“Hold up your cup here is some positive tea that I want to pour out for you.”

 

Learning to let go of something in your past can be one of the hardest things in life. Yes, letting go is very difficult.

I once thought it meant a sign of weakness if I didn’t hold on. We often feel that if we let go of something or someone, we are giving up.

Actually, the best thing for us is to be set free. To let go of that old jacket that you know you will never wear again, to let go of that old car that’s no longer drivable, to let go of that person that we once loved, and might still love, but deep down know they aren’t right for us. Yes, it’s easier said than done. As humans we’re accustomed to holding on, it makes us feel strong, it’s comfortable, and it’s what we know.

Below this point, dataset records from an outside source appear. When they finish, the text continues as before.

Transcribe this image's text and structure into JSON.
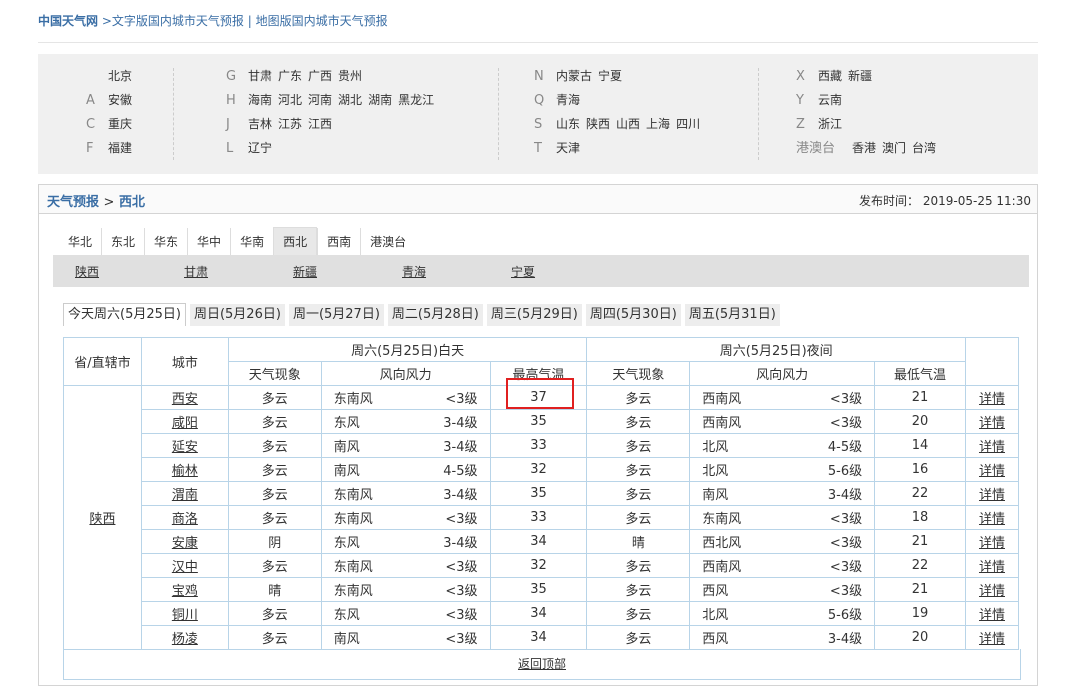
{
  "nav": {
    "site": "中国天气网",
    "link1": ">文字版国内城市天气预报",
    "sep": "|",
    "link2": "地图版国内城市天气预报"
  },
  "regions": {
    "col1": [
      {
        "letter": "",
        "items": [
          "北京"
        ]
      },
      {
        "letter": "A",
        "items": [
          "安徽"
        ]
      },
      {
        "letter": "C",
        "items": [
          "重庆"
        ]
      },
      {
        "letter": "F",
        "items": [
          "福建"
        ]
      }
    ],
    "col2": [
      {
        "letter": "G",
        "items": [
          "甘肃",
          "广东",
          "广西",
          "贵州"
        ]
      },
      {
        "letter": "H",
        "items": [
          "海南",
          "河北",
          "河南",
          "湖北",
          "湖南",
          "黑龙江"
        ]
      },
      {
        "letter": "J",
        "items": [
          "吉林",
          "江苏",
          "江西"
        ]
      },
      {
        "letter": "L",
        "items": [
          "辽宁"
        ]
      }
    ],
    "col3": [
      {
        "letter": "N",
        "items": [
          "内蒙古",
          "宁夏"
        ]
      },
      {
        "letter": "Q",
        "items": [
          "青海"
        ]
      },
      {
        "letter": "S",
        "items": [
          "山东",
          "陕西",
          "山西",
          "上海",
          "四川"
        ]
      },
      {
        "letter": "T",
        "items": [
          "天津"
        ]
      }
    ],
    "col4": [
      {
        "letter": "X",
        "items": [
          "西藏",
          "新疆"
        ]
      },
      {
        "letter": "Y",
        "items": [
          "云南"
        ]
      },
      {
        "letter": "Z",
        "items": [
          "浙江"
        ]
      },
      {
        "letter": "港澳台",
        "items": [
          "香港",
          "澳门",
          "台湾"
        ]
      }
    ]
  },
  "panel": {
    "crumb_home": "天气预报",
    "crumb_sep": ">",
    "crumb_current": "西北",
    "publish_label": "发布时间：",
    "publish_time": "2019-05-25 11:30"
  },
  "area_tabs": [
    "华北",
    "东北",
    "华东",
    "华中",
    "华南",
    "西北",
    "西南",
    "港澳台"
  ],
  "area_active": 5,
  "provinces": [
    "陕西",
    "甘肃",
    "新疆",
    "青海",
    "宁夏"
  ],
  "day_tabs": [
    "今天周六(5月25日)",
    "周日(5月26日)",
    "周一(5月27日)",
    "周二(5月28日)",
    "周三(5月29日)",
    "周四(5月30日)",
    "周五(5月31日)"
  ],
  "table": {
    "h_province": "省/直辖市",
    "h_city": "城市",
    "h_day": "周六(5月25日)白天",
    "h_night": "周六(5月25日)夜间",
    "h_weather": "天气现象",
    "h_wind": "风向风力",
    "h_high": "最高气温",
    "h_low": "最低气温",
    "province": "陕西",
    "detail": "详情",
    "rows": [
      [
        "西安",
        "多云",
        "东南风",
        "<3级",
        "37",
        "多云",
        "西南风",
        "<3级",
        "21"
      ],
      [
        "咸阳",
        "多云",
        "东风",
        "3-4级",
        "35",
        "多云",
        "西南风",
        "<3级",
        "20"
      ],
      [
        "延安",
        "多云",
        "南风",
        "3-4级",
        "33",
        "多云",
        "北风",
        "4-5级",
        "14"
      ],
      [
        "榆林",
        "多云",
        "南风",
        "4-5级",
        "32",
        "多云",
        "北风",
        "5-6级",
        "16"
      ],
      [
        "渭南",
        "多云",
        "东南风",
        "3-4级",
        "35",
        "多云",
        "南风",
        "3-4级",
        "22"
      ],
      [
        "商洛",
        "多云",
        "东南风",
        "<3级",
        "33",
        "多云",
        "东南风",
        "<3级",
        "18"
      ],
      [
        "安康",
        "阴",
        "东风",
        "3-4级",
        "34",
        "晴",
        "西北风",
        "<3级",
        "21"
      ],
      [
        "汉中",
        "多云",
        "东南风",
        "<3级",
        "32",
        "多云",
        "西南风",
        "<3级",
        "22"
      ],
      [
        "宝鸡",
        "晴",
        "东南风",
        "<3级",
        "35",
        "多云",
        "西风",
        "<3级",
        "21"
      ],
      [
        "铜川",
        "多云",
        "东风",
        "<3级",
        "34",
        "多云",
        "北风",
        "5-6级",
        "19"
      ],
      [
        "杨凌",
        "多云",
        "南风",
        "<3级",
        "34",
        "多云",
        "西风",
        "3-4级",
        "20"
      ]
    ]
  },
  "back_top": "返回顶部",
  "colors": {
    "link": "#3a6ea5",
    "border": "#b8d4e8",
    "highlight": "#e02020"
  }
}
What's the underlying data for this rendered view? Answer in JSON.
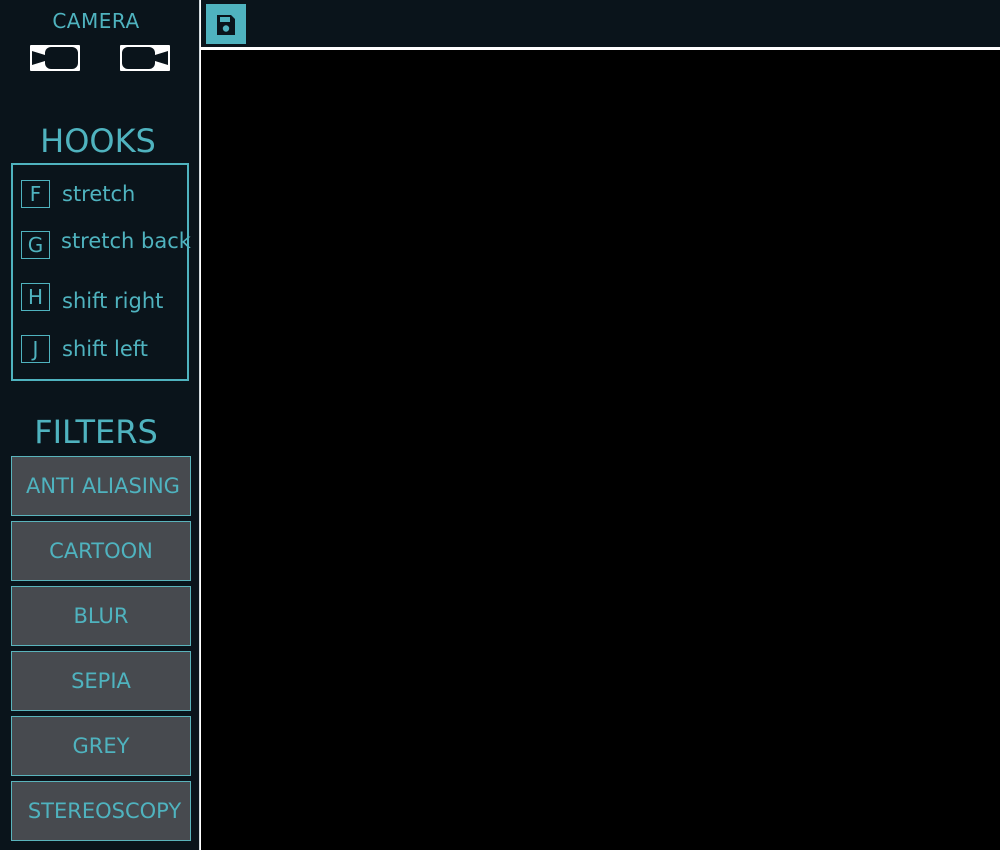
{
  "colors": {
    "accent": "#4fb3bf",
    "sidebar_bg": "#0a141b",
    "button_bg": "#474a4f",
    "canvas_bg": "#000000"
  },
  "camera": {
    "title": "CAMERA",
    "buttons": [
      {
        "icon": "camera-left-icon"
      },
      {
        "icon": "camera-right-icon"
      }
    ]
  },
  "hooks": {
    "title": "HOOKS",
    "items": [
      {
        "key": "F",
        "label": "stretch"
      },
      {
        "key": "G",
        "label": "stretch back"
      },
      {
        "key": "H",
        "label": "shift right"
      },
      {
        "key": "J",
        "label": "shift left"
      }
    ]
  },
  "filters": {
    "title": "FILTERS",
    "items": [
      {
        "label": "ANTI ALIASING"
      },
      {
        "label": "CARTOON"
      },
      {
        "label": "BLUR"
      },
      {
        "label": "SEPIA"
      },
      {
        "label": "GREY"
      },
      {
        "label": "STEREOSCOPY"
      }
    ]
  },
  "toolbar": {
    "save_icon": "save-icon"
  }
}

However, if we’re stuck on the past, how can we open our hearts and minds to new things?

In the process of letting go, you will lose many things from the past, but you will find new things in your future.

We hold the key to our future and it can be designed to our own liking. But often what we do is we let our past determine the design of our future. And as a result, it looks quite similar to our past.

The desperate attempt to hold on to the things that were familiar to us limits our capability to experience happiness and joy in the next chapter of life.

If we are going to open the door to our future, we have to throw away our key to the past. We have to let go of all the pain, all the agony, and all the grief that’s in our heads. I’ve learned in my coaching practice to be direct with less steps in order for you to retain or remember our session. Let’s begin!!

 

Here are two simple steps to set yourself free:

 

Step One: Forgive the People Who Hurt You

It’s one of the greatest gifts you can give yourself, to forgive. Forgive everybody ~Maya Angelou

When you’ve been hurt by someone, it’s not always easy to let it go. But holding on to a grudge will only make you feel worse. If you hang on to bitterness, disappointment, and ill will towards those who have harmed you, you are willingly handing your future to them. Zig Ziglar once said “just because somebody screwed up your past, it doesn’t mean you should give them permission to screw up your future.”

Forgiveness is about braking free from the chains that bind you.

Forgiveness is about moving on.

Forgiveness is about refusing to replay the same event in your mind over and over again, like a broken robot.

Forgiveness is about giving yourself a clean slate.

Forgiveness is our choice and often our pathway to freedom and a brighter future.

 

Here’s an exercise I want you to do, write down the name of the person you have chosen to forgive.

Next, be transparent with yourself and write down all of the hurtful things you’ve done to someone years ago or recently.

I wholeheartedly believe that when we recognize how much we need forgiveness, it makes it easier to show forgiveness to those who have hurt us. Keep what you have written and reflect on it while you are on the journey of forgiveness.

 

Step Two: Forgive the People Who Hurt You

See what’s right here, Right Now!

What do you see?

Can you be grateful for something in front of you right now?

There are always things to be thankful for — loved ones, health, having a job, having a roof over your head and clothes on your back, life itself.

Focus on those things that make you grateful. It will slowly change your mood.

Someone once said that you’ll do best by filling your minds and meditating on things true, noble, reputable, authentic, compelling, gracious—the best, not the worst; the beautiful, not the ugly; things to praise, not things to curse.

Many people will see something difficult as a bad thing. If you can’t enjoy life because of a past situation, it’s a reason to complain, it’s a time of self-pity. Avoid complaining and self-pity because that won’t get you anywhere. Instead, learn to be grateful for the past, move on and know it’s an opportunity to grow.

Allow your cup to be filled with positivity for the present.

Carry that energy with you. Let it guide you in the direction you’re destined to go, along with the path that you are destined to take.

As we do that, we’ve transformed our past into a moment of joy.

So…If we let go, and set yourself free, our tomorrows will be better than our yesterdays.

SET YOURSELF FREE, YOU DESERVE FREEDOM!